B. Add a virtual network rule to the storage firewall.
C. Assign Storage Blob Data Reader to the managed identity.
D. Create another private endpoint in the app subnet.
Best answer: C
Explanation: The evidence separates network reachability from authorization. The approved private endpoint, private DNS resolution to a 10.x address, and successful TCP connection show that the app can reach the storage service over the private path. The failure is an HTTP 403 AuthorizationPermissionMismatch, and the managed identity only has the Azure Resource Manager Reader role. That role does not grant blob data access. The next remediation is to grant the least-privilege blob data-plane role, such as Storage Blob Data Reader, at the appropriate container or storage account scope.

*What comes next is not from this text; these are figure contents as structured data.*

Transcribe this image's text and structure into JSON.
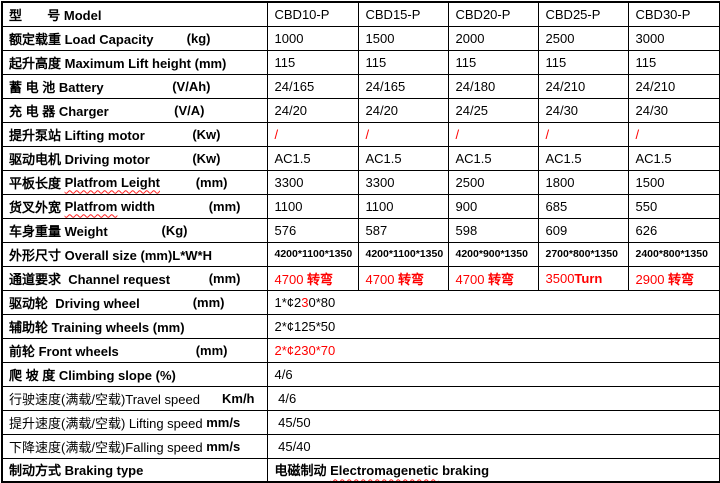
{
  "colors": {
    "accent_red": "#ff0000",
    "border": "#000000",
    "background": "#ffffff"
  },
  "table": {
    "models": [
      "CBD10-P",
      "CBD15-P",
      "CBD20-P",
      "CBD25-P",
      "CBD30-P"
    ],
    "rows": [
      {
        "name": "model-row",
        "label": [
          {
            "t": "型       号 Model",
            "b": 1
          }
        ],
        "cells": [
          [
            {
              "t": "CBD10-P"
            }
          ],
          [
            {
              "t": "CBD15-P"
            }
          ],
          [
            {
              "t": "CBD20-P"
            }
          ],
          [
            {
              "t": "CBD25-P"
            }
          ],
          [
            {
              "t": "CBD30-P"
            }
          ]
        ]
      },
      {
        "name": "load-capacity-row",
        "label": [
          {
            "t": "额定载重 Load Capacity",
            "b": 1
          }
        ],
        "unit": {
          "t": "(kg)",
          "b": 1
        },
        "cells": [
          [
            {
              "t": "1000"
            }
          ],
          [
            {
              "t": "1500"
            }
          ],
          [
            {
              "t": "2000"
            }
          ],
          [
            {
              "t": "2500"
            }
          ],
          [
            {
              "t": "3000"
            }
          ]
        ]
      },
      {
        "name": "lift-height-row",
        "label": [
          {
            "t": "起升高度 Maximum Lift height (mm)",
            "b": 1
          }
        ],
        "cells": [
          [
            {
              "t": "115"
            }
          ],
          [
            {
              "t": "115"
            }
          ],
          [
            {
              "t": "115"
            }
          ],
          [
            {
              "t": "115"
            }
          ],
          [
            {
              "t": "115"
            }
          ]
        ]
      },
      {
        "name": "battery-row",
        "label": [
          {
            "t": "蓄 电 池 Battery",
            "b": 1
          }
        ],
        "unit": {
          "t": "(V/Ah)",
          "b": 1
        },
        "cells": [
          [
            {
              "t": "24/165"
            }
          ],
          [
            {
              "t": "24/165"
            }
          ],
          [
            {
              "t": "24/180"
            }
          ],
          [
            {
              "t": "24/210"
            }
          ],
          [
            {
              "t": "24/210"
            }
          ]
        ]
      },
      {
        "name": "charger-row",
        "label": [
          {
            "t": "充 电 器 Charger",
            "b": 1
          }
        ],
        "unit": {
          "t": "(V/A)",
          "b": 1
        },
        "cells": [
          [
            {
              "t": "24/20"
            }
          ],
          [
            {
              "t": "24/20"
            }
          ],
          [
            {
              "t": "24/25"
            }
          ],
          [
            {
              "t": "24/30"
            }
          ],
          [
            {
              "t": "24/30"
            }
          ]
        ]
      },
      {
        "name": "lifting-motor-row",
        "label": [
          {
            "t": "提升泵站 Lifting motor",
            "b": 1
          }
        ],
        "unit": {
          "t": "(Kw)",
          "b": 1
        },
        "cells": [
          [
            {
              "t": "/",
              "red": 1
            }
          ],
          [
            {
              "t": "/",
              "red": 1
            }
          ],
          [
            {
              "t": "/",
              "red": 1
            }
          ],
          [
            {
              "t": "/",
              "red": 1
            }
          ],
          [
            {
              "t": "/",
              "red": 1
            }
          ]
        ]
      },
      {
        "name": "driving-motor-row",
        "label": [
          {
            "t": "驱动电机 Driving motor",
            "b": 1
          }
        ],
        "unit": {
          "t": "(Kw)",
          "b": 1
        },
        "cells": [
          [
            {
              "t": "AC1.5"
            }
          ],
          [
            {
              "t": "AC1.5"
            }
          ],
          [
            {
              "t": "AC1.5"
            }
          ],
          [
            {
              "t": "AC1.5"
            }
          ],
          [
            {
              "t": "AC1.5"
            }
          ]
        ]
      },
      {
        "name": "platform-length-row",
        "label": [
          {
            "t": "平板长度 ",
            "b": 1
          },
          {
            "t": "Platfrom Leight",
            "b": 1,
            "wavy": 1
          }
        ],
        "unit": {
          "t": "(mm)",
          "b": 1
        },
        "cells": [
          [
            {
              "t": "3300"
            }
          ],
          [
            {
              "t": "3300"
            }
          ],
          [
            {
              "t": "2500"
            }
          ],
          [
            {
              "t": "1800"
            }
          ],
          [
            {
              "t": "1500"
            }
          ]
        ]
      },
      {
        "name": "platform-width-row",
        "label": [
          {
            "t": "货叉外宽 ",
            "b": 1
          },
          {
            "t": "Platfrom",
            "b": 1,
            "wavy": 1
          },
          {
            "t": " width",
            "b": 1
          }
        ],
        "unit": {
          "t": "(mm)",
          "b": 1
        },
        "cells": [
          [
            {
              "t": "1100"
            }
          ],
          [
            {
              "t": "1100"
            }
          ],
          [
            {
              "t": "900"
            }
          ],
          [
            {
              "t": "685"
            }
          ],
          [
            {
              "t": "550"
            }
          ]
        ]
      },
      {
        "name": "weight-row",
        "label": [
          {
            "t": "车身重量 Weight",
            "b": 1
          }
        ],
        "unit": {
          "t": "(Kg)",
          "b": 1
        },
        "cells": [
          [
            {
              "t": "576"
            }
          ],
          [
            {
              "t": "587"
            }
          ],
          [
            {
              "t": "598"
            }
          ],
          [
            {
              "t": "609"
            }
          ],
          [
            {
              "t": "626"
            }
          ]
        ]
      },
      {
        "name": "overall-size-row",
        "label": [
          {
            "t": "外形尺寸 Overall size (mm)L*W*H",
            "b": 1
          }
        ],
        "small": 1,
        "cells": [
          [
            {
              "t": "4200*1100*1350",
              "b": 1
            }
          ],
          [
            {
              "t": "4200*1100*1350",
              "b": 1
            }
          ],
          [
            {
              "t": "4200*900*1350",
              "b": 1
            }
          ],
          [
            {
              "t": "2700*800*1350",
              "b": 1
            }
          ],
          [
            {
              "t": "2400*800*1350",
              "b": 1
            }
          ]
        ]
      },
      {
        "name": "channel-request-row",
        "label": [
          {
            "t": "通道要求  Channel request",
            "b": 1
          }
        ],
        "unit": {
          "t": "(mm)",
          "b": 1
        },
        "cells": [
          [
            {
              "t": "4700 ",
              "red": 1
            },
            {
              "t": "转弯",
              "red": 1,
              "b": 1
            }
          ],
          [
            {
              "t": "4700 ",
              "red": 1
            },
            {
              "t": "转弯",
              "red": 1,
              "b": 1
            }
          ],
          [
            {
              "t": "4700 ",
              "red": 1
            },
            {
              "t": "转弯",
              "red": 1,
              "b": 1
            }
          ],
          [
            {
              "t": "3500",
              "red": 1
            },
            {
              "t": "Turn",
              "red": 1,
              "b": 1
            }
          ],
          [
            {
              "t": "2900 ",
              "red": 1
            },
            {
              "t": "转弯",
              "red": 1,
              "b": 1
            }
          ]
        ]
      },
      {
        "name": "driving-wheel-row",
        "label": [
          {
            "t": "驱动轮  Driving wheel",
            "b": 1
          }
        ],
        "unit": {
          "t": "(mm)",
          "b": 1
        },
        "merged": [
          {
            "t": "1*¢2"
          },
          {
            "t": "3",
            "red": 1
          },
          {
            "t": "0*80"
          }
        ]
      },
      {
        "name": "training-wheels-row",
        "label": [
          {
            "t": "辅助轮 Training wheels (mm)",
            "b": 1
          }
        ],
        "merged": [
          {
            "t": "2*¢125*50"
          }
        ]
      },
      {
        "name": "front-wheels-row",
        "label": [
          {
            "t": "前轮 Front wheels",
            "b": 1
          }
        ],
        "unit": {
          "t": "(mm)",
          "b": 1
        },
        "merged": [
          {
            "t": "2*¢230*70",
            "red": 1
          }
        ]
      },
      {
        "name": "climbing-slope-row",
        "label": [
          {
            "t": "爬 坡 度 Climbing slope (%)",
            "b": 1
          }
        ],
        "merged": [
          {
            "t": "4/6"
          }
        ]
      },
      {
        "name": "travel-speed-row",
        "label": [
          {
            "t": "行驶速度(满载/空载)Travel speed"
          }
        ],
        "unit": {
          "t": "Km/h",
          "b": 1
        },
        "merged": [
          {
            "t": " 4/6"
          }
        ]
      },
      {
        "name": "lifting-speed-row",
        "label": [
          {
            "t": "提升速度(满载/空载) Lifting speed "
          },
          {
            "t": "mm/s",
            "b": 1
          }
        ],
        "merged": [
          {
            "t": " 45/50"
          }
        ]
      },
      {
        "name": "falling-speed-row",
        "label": [
          {
            "t": "下降速度(满载/空载)Falling speed "
          },
          {
            "t": "mm/s",
            "b": 1
          }
        ],
        "merged": [
          {
            "t": " 45/40"
          }
        ]
      },
      {
        "name": "braking-type-row",
        "label": [
          {
            "t": "制动方式 Braking type",
            "b": 1
          }
        ],
        "merged": [
          {
            "t": "电磁制动 ",
            "b": 1
          },
          {
            "t": "Electromagenetic",
            "b": 1,
            "wavy": 1
          },
          {
            "t": " braking",
            "b": 1
          }
        ]
      }
    ]
  }
}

Creating more network controls would not fix a data authorization failure.
- More private endpoints fails because the existing private endpoint and DNS path are already validated.
- Public access violates the private-only requirement and does not address the missing blob permission.
- Virtual network rule targets service endpoint-style access, while this design is already using Private Link.